The good news is that as organizations deploy more clusters, a decreasing percentage of those clusters use overly permissive privileges. We suspect that the number is coming down as organizations adopt security practices such as permission audits, and tools such as automated RBAC scanners. However, we found that about 40 percent of clusters still use lax privileges, which presents a security risk.
As of September 2022, the most popular off-the-shelf container images are:
- NGINX: This is once again the most popular container image. NGINX provides caching, load balancing, and proxying capabilities to nearly 50 percent of organizations that use containers.
- Redis: Organizations can deploy Redis in a container to use as a key-value data store, cache, or message broker.
- Postgres: Usage of this relational database has grown slightly from last year.

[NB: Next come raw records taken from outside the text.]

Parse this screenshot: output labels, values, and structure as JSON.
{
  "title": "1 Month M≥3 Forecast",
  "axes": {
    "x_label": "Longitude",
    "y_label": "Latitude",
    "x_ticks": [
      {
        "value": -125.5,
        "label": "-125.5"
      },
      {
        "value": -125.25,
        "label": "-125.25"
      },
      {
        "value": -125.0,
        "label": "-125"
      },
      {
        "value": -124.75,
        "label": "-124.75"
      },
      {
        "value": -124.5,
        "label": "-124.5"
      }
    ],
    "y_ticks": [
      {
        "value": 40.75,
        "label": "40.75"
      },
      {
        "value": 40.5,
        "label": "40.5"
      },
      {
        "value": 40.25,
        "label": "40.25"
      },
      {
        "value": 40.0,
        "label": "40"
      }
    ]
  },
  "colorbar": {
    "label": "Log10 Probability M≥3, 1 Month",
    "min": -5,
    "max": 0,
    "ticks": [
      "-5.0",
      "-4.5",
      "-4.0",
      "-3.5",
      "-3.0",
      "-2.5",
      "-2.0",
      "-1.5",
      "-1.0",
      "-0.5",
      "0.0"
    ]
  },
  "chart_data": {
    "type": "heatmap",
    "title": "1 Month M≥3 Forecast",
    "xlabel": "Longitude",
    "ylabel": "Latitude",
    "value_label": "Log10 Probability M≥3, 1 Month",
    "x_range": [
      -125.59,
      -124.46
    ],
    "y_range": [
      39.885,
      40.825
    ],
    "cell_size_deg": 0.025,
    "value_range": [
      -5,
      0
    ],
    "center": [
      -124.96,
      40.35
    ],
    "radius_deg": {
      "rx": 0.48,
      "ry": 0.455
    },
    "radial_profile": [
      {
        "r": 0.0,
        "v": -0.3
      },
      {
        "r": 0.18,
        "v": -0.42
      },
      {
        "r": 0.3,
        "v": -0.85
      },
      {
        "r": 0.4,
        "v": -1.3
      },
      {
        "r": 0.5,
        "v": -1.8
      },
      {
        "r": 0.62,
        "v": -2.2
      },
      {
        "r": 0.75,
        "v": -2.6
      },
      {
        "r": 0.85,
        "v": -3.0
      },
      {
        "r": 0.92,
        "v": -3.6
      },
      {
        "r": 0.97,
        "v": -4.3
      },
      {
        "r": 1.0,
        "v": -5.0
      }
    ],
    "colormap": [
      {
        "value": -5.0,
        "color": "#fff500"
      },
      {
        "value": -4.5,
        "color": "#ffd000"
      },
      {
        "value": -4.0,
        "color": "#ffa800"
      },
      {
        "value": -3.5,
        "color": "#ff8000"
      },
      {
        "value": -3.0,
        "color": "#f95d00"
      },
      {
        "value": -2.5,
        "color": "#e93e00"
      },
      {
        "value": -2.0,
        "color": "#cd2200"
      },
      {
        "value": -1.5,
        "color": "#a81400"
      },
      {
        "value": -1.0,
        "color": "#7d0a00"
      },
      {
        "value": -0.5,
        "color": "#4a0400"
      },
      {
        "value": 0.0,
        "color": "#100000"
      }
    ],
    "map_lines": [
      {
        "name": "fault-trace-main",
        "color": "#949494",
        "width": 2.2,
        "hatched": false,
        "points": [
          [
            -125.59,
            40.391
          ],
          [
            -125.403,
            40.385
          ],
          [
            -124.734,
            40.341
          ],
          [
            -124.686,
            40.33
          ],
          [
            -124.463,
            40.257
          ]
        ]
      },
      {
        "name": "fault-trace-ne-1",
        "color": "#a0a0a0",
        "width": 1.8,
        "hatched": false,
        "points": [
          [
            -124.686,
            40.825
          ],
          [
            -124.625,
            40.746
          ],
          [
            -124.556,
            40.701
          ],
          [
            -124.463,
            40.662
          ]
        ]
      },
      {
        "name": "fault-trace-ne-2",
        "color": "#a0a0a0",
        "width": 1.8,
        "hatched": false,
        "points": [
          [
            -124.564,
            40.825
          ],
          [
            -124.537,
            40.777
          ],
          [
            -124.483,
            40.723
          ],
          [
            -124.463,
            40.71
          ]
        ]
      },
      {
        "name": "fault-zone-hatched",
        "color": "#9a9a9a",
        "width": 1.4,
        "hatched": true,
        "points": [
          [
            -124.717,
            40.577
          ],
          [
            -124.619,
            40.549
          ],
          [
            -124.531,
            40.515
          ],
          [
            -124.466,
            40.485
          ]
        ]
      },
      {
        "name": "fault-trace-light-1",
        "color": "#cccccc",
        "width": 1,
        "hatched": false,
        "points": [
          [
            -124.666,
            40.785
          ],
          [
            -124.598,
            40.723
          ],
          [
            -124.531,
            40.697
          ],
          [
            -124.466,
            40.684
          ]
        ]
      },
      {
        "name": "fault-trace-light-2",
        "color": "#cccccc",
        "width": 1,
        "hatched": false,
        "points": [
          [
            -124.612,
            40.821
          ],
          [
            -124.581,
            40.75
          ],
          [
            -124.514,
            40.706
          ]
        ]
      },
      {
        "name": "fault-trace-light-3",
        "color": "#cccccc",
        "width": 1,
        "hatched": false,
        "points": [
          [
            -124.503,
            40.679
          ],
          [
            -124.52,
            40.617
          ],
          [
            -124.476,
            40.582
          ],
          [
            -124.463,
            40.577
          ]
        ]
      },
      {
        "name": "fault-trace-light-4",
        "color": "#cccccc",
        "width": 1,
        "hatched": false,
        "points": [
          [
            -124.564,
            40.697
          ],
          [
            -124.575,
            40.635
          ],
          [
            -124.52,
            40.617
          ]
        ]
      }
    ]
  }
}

- Elasticsearch: This highly performant document store and search engine continues to be one of the most popular images in use.
- Kafka: Organizations can easily add event streaming capabilities to their applications by deploying Kafka in a container.
- RabbitMQ: RabbitMQ supports decoupled architecture in microservice-based applications.
- MongoDB: MongoDB continues to be one of the most popular NoSQL databases in use.
- MySQL: This open source database is lower on the list than it used to be. But MySQL's performance and scalability give it a continual spot in the list of most popular container images.
- Calico: Calico is a networking provider that lets administrators manage the security of the network within their Kubernetes clusters.
- GitLab: To help teams adopt and maintain DevOps practices, GitLab provides repository management, issue tracking, and CI/CD pipelines.
- Vault: Teams can use Vault to simplify secrets management and help maintain secure applications.
In Kubernetes StatefulSets, we found that Redis, Postgres, Elasticsearch, RabbitMQ, and Kafka were the most commonly deployed images.
For this report, we compiled usage data from thousands of companies and more than 1.5 billion containers, so we are confident that the trends we have identified are robust. But while Datadog's customers span most industries and run the gamut from startups to Fortune 100s, they do have some things in common. First, they tend to be serious about software infrastructure and application performance. And they skew toward adoption of cloud platforms and services more than the general population. All the results in this article are biased by the fact that the data comes from our customer base, a large but imperfect sample of the entire global market.
We excluded the Datadog Agent and Kubernetes pause containers from this investigation.
In the 2020 Container Report, we found that Kubernetes was used by half of container organizations, which we defined as organizations using the Docker, CRI-O, or containerd container runtimes. In 2022, we expanded our definition of a container organization to get a more comprehensive picture of who is running containers. By this expanded definition, container organizations include those using new container technologies, including serverless containers. As a result, this year's research found a greater number of container organizations. But even in this larger ecosystem, the percentage of container organizations using Kubernetes is growing.
To estimate the relative scale of a company's infrastructure environment, we examined the number of cloud instances used by the company during each month from January 2020 to September 2022.